Pneumococcal infection is a major cause of morbidity and mortality worldwide. In 2014, the WHO has estimated more than 1 million deaths were caused by this agent annually; this estimate included the deaths of 0.7–1 million children aged under 5 years. Most of these deaths occurred in poor countries and included a disproportionate number of children under the age of 2 years. In Europe and the USA, S. pneumoniae is the most common cause of community-acquired bacterial pneumonia in adults. In these regions, the annual incidence of invasive pneumococcal disease ranges from 10 to 100 cases per 100 000 population, in any range of age, including the population of over 65.
Meningococcal disease, also referred to as cerebrospinal meningitis is a contagious bacterial disease caused by the meningococcus (Neisseria meningitidis). It is spread by person-to-person contact through respiratory droplets of infected people. There are 3 main clinical forms of the disease: the meningeal syndrome, Pneumonia and systemic sepsis.. The onset of symptoms is sudden and death can follow within hours. In as many as 10-15% of survivors, there are persistent neurological defects, including hearing loss, speech disorders, loss of limbs, mental retardation and paralysis.
Neisseria meningitidis inhabits the mucosal membrane of the nose and throat, where it usually causes no harm. Up to 5-10% of a population may be asymptomatic carriers. These carriers are crucial to the spread of the disease as most cases are acquired through exposure to asymptomatic carriers.
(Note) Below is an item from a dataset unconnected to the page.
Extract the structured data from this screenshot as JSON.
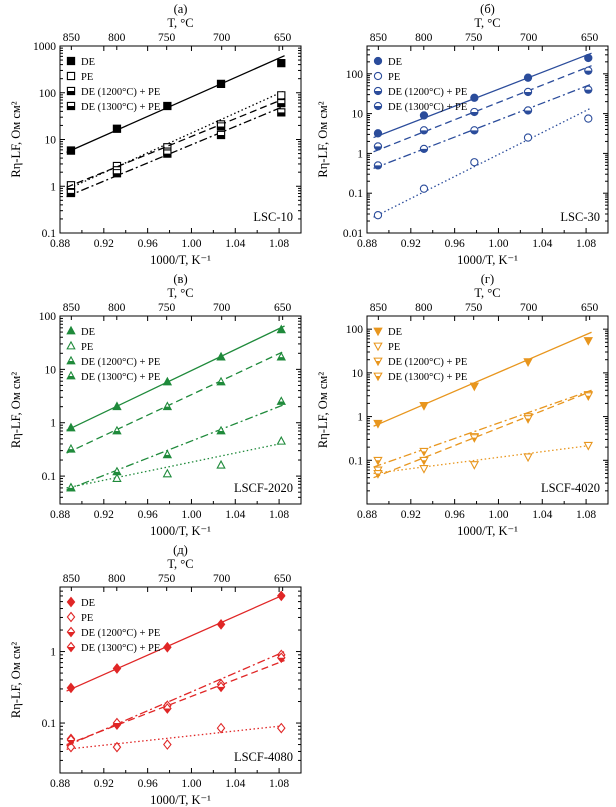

Waning immunity among the population against a particular strain favours epidemics, as do overcrowding and climatic conditions such as dry seasons or prolonged drought and dust storms. Smoking, mucosal lesions and concomitant respiratory infections are considered risk factors that may contribute to the development of the disease. The disease mainly affects young children, but is also common in older children and young adults.
The disease occurs sporadically throughout the world with seasonal variations and accounts for a proportion of endemic bacterial meningitis. However, the highest burden of the disease is due to the cyclic epidemics occurring in the African meningitis belt.